Apparently, Jesse Fish is buried underneath a money tree, because Todd Neville, a Davis Shores accountant and city commissioner, told Lorena Inclan in a televised interview yesterday that he’s not worried that the legislature has eliminated more than $2 million meant for public works projects in the city — especially one that would prevent flooding in Davis Shores.
Neville admitted that only “some money” was set aside in the city’s budget to begin implementing seventeen potentially life-saving backflow preventers that would protect the island from seawater infiltration of the type reported by Historic City News during Hurricane Matthew.
“I’m not worried about it because we’re going to get it done this year no matter what,” Neville said, even though the full cost of the Davis Shores project is not budgeted and planners were counting on these state funds to complete the work.

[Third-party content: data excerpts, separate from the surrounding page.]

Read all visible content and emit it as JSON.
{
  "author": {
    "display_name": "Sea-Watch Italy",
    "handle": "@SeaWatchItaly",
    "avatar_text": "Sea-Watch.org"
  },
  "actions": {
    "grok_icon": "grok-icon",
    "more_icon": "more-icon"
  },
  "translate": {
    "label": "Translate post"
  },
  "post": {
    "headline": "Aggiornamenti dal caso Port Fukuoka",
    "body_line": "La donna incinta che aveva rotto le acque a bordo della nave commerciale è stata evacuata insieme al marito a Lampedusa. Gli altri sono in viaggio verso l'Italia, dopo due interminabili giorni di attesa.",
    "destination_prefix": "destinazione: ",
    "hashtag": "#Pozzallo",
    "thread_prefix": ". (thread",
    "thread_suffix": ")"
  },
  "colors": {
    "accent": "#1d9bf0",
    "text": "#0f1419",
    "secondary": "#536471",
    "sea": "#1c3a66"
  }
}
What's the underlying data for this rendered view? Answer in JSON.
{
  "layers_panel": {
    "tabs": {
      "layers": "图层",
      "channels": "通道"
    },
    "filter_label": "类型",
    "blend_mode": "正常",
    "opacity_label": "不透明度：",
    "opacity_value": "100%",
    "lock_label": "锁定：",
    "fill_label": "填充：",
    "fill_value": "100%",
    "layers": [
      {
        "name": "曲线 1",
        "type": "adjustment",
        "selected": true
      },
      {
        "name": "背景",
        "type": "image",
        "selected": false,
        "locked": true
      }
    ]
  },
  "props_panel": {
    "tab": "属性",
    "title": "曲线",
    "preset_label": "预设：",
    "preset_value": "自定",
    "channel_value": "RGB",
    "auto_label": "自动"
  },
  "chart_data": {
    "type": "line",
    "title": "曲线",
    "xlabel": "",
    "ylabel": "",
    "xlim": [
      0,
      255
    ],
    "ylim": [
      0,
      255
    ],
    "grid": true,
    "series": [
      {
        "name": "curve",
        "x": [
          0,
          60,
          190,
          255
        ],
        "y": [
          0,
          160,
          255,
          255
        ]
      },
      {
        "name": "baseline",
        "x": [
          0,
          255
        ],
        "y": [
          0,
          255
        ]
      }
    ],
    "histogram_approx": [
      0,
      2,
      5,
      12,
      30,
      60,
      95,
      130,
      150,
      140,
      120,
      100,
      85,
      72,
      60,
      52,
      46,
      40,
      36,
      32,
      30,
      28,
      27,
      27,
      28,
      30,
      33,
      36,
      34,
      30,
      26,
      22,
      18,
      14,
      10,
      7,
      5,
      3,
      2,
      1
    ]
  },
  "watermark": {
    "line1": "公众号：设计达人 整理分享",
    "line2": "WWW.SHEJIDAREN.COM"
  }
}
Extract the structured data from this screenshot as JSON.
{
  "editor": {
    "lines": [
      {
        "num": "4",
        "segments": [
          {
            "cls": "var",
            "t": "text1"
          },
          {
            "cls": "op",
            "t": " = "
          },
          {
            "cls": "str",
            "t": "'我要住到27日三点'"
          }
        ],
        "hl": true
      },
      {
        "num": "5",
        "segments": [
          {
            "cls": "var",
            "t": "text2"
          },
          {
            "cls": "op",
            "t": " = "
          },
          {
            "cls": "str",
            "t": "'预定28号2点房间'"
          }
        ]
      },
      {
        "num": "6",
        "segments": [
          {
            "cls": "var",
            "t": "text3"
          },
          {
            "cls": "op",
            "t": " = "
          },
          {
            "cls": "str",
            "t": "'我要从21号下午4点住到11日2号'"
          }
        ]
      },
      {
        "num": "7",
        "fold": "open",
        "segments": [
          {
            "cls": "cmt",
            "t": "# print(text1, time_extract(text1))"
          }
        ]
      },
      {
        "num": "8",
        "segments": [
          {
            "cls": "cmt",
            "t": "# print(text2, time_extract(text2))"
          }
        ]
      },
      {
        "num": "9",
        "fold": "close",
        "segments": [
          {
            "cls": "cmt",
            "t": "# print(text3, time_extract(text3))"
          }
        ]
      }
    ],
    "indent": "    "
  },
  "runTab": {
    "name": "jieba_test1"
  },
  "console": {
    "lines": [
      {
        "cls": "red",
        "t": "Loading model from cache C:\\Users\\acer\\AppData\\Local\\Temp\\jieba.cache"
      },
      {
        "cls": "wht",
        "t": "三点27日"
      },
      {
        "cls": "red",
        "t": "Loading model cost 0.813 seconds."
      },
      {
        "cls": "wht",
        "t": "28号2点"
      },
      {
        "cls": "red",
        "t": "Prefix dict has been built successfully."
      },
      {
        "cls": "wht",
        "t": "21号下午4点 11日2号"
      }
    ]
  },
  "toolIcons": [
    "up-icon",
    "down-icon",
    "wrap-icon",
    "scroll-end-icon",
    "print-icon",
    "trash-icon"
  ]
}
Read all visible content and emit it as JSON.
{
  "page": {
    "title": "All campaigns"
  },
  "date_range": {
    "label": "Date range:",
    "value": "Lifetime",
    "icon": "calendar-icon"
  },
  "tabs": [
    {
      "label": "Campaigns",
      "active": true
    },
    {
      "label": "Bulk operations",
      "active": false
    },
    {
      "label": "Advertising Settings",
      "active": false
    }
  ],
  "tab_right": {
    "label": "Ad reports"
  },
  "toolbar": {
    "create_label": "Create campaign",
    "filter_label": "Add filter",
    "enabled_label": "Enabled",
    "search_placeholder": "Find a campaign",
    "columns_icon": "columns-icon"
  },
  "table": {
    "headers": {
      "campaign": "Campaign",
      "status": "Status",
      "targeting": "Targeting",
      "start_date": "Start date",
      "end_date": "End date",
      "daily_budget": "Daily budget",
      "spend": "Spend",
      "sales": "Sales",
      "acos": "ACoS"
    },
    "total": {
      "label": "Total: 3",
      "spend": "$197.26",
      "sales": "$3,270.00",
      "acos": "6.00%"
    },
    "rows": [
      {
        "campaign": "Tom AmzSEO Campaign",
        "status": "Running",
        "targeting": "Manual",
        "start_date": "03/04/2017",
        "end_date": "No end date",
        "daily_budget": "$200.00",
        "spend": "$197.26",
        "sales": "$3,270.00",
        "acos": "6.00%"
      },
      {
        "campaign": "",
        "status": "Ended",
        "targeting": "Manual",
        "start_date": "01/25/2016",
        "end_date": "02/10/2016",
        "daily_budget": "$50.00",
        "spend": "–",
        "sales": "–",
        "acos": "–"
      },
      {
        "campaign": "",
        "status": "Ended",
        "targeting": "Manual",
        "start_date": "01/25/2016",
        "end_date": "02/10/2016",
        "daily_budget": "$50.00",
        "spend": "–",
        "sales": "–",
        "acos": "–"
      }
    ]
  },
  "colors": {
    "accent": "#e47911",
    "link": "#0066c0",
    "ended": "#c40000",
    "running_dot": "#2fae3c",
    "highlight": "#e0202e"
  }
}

The projects that did not receive state funding include retrofitting backflow preventers in Davis Shores, wastewater lift stations that serve The Florida School for the Deaf and the Blind, and extending sewer capacity in West Augustine.
Neville could only offer his lofty guarantee yesterday because the budget cycle doesn’t begin until next month. That’s when the city manager, John Regan, would normally be expected to formulate and bring forward his plan.
However, at the last commission meeting, Regan announced that he is “reorganizing” the workflow at the city and redirecting responsibility of the department heads in city government, including public works, to junior city manager, Tim Burchfield. It was at the end of that meeting that Regan first publicly introduced his intentions by way of an elementary lecture on human resource management.
- It is not yet clear what legal authority Regan has to absolve himself of the responsibility for these management functions, but perhaps Neville, whose first term on the commission ends next year, knows something that the public does not.
- What the public does know, at this point, is that the City of St Augustine must act soon to pay for these projects that did not make it into the state budget; or to abandon them, or to abandon others that have been contemplated — and have funding.
Neville isn’t saying exactly what projects he will axe.